Seni ona buna değilde sana anlatabilsem.
Güneş bir parça daha sen damlatabilse!
Tam karşıma düşsen konuşsak söylesem ve dinlesen.
Yahut ben susup kalsam sen anlatabilsen.

Eylül bereketiyle geldi yapraklarımı döktü!
Her harfin toprağın altında milyonlarca köktür.
Sonunda çocukluğumu kaybetmekten ürküp,
Papatya bahçesinden salıncağımı söktüm.

Bu dağlar seninle ilgili hiç birşey bilmiyor.
Bununla doğru orantıda hiç bir ağacın ilmi yok!
Orman oksijen yangının tehditindeki alâsın.
Malesef hiç bir adıma oksijen dikilmiyor.

Ormanları yok etmeden seni gerçekten sevemem.
Bir ağaç yüzlerce kalem 20 şiir senede
İlkokuldan liseye hatta sonrasında bi sene boyu
Karşılaştığım her işlemin sonucu sen eder

Tütünüm olmalıydı basmalıydı yarama
Emin olsam varolduğuna sıkıntıları aramam
İnşallah beni hiç bir mühitte birkez bile bulama
Yinede birgün vazgeçersem eğer yıkıntıları arala

Hayır efendim ona ihanet derler zira gurur buna
Bir kadın yok hiç olmadı bakmayın siz kuruntuma
Islanan her mendil gibi inan birgün kurur buda
Kıskanıyorum dudaklarını içtiğin her yudum sudan

Direncim tükenmeyecek mürekkepler şöleni
Sevgi imparatorluğunda bu en parlak dönemim
İyice hantallaştım, haricen bide şuvar
Elim bir kagıda bir kaleme bir başıma birde sana yönelir.

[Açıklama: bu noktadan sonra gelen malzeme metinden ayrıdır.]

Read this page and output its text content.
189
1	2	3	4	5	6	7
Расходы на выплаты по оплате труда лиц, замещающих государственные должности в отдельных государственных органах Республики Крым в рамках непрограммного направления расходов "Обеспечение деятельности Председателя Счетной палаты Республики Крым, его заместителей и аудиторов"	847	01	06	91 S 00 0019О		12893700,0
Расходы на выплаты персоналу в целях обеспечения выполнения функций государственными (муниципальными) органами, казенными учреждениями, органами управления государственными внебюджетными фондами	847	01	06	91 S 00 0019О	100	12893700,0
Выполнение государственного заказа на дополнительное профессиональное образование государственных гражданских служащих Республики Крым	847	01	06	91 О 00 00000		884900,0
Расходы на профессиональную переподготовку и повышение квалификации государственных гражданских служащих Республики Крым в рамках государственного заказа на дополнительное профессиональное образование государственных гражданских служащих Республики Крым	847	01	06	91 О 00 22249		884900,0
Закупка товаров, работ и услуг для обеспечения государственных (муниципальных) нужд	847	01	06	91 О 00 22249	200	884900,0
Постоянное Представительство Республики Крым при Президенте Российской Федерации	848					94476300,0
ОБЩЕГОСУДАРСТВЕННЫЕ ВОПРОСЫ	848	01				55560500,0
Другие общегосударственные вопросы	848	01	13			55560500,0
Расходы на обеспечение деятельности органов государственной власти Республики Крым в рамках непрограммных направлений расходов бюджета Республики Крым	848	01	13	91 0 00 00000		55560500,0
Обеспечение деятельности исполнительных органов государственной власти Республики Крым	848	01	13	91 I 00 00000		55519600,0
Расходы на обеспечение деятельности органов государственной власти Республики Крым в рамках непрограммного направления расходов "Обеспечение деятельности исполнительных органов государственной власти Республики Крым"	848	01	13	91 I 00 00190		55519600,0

Aşksa eğer aşka hicvin en üst perdesindeyim
Bu ödül sel suyun en derin mertebesinde mi?
Bunu kendime bilerek yapıyorum ve memnun halim
Derdin artık derdi var o benim çünkü dert elimdesin .

Yazmak değil yaşamak için muhakkaktır bilgi.
En zor yamaçlardan al bu kucaklarca bitki.
Ölümün kucagındayken neyi degiştirebilirsin ki?
Nasılsa tüm mutluluklar kucaklarda bitti

Beni sefalet hücrelerine tıktı 5 kuruşluk ismin
Bu hücre istanbulun gecelerinden pistir
Hala anlamış degilim sıra benim hakkımken
Nasıl oldu da başka birine bırakabildim pisti.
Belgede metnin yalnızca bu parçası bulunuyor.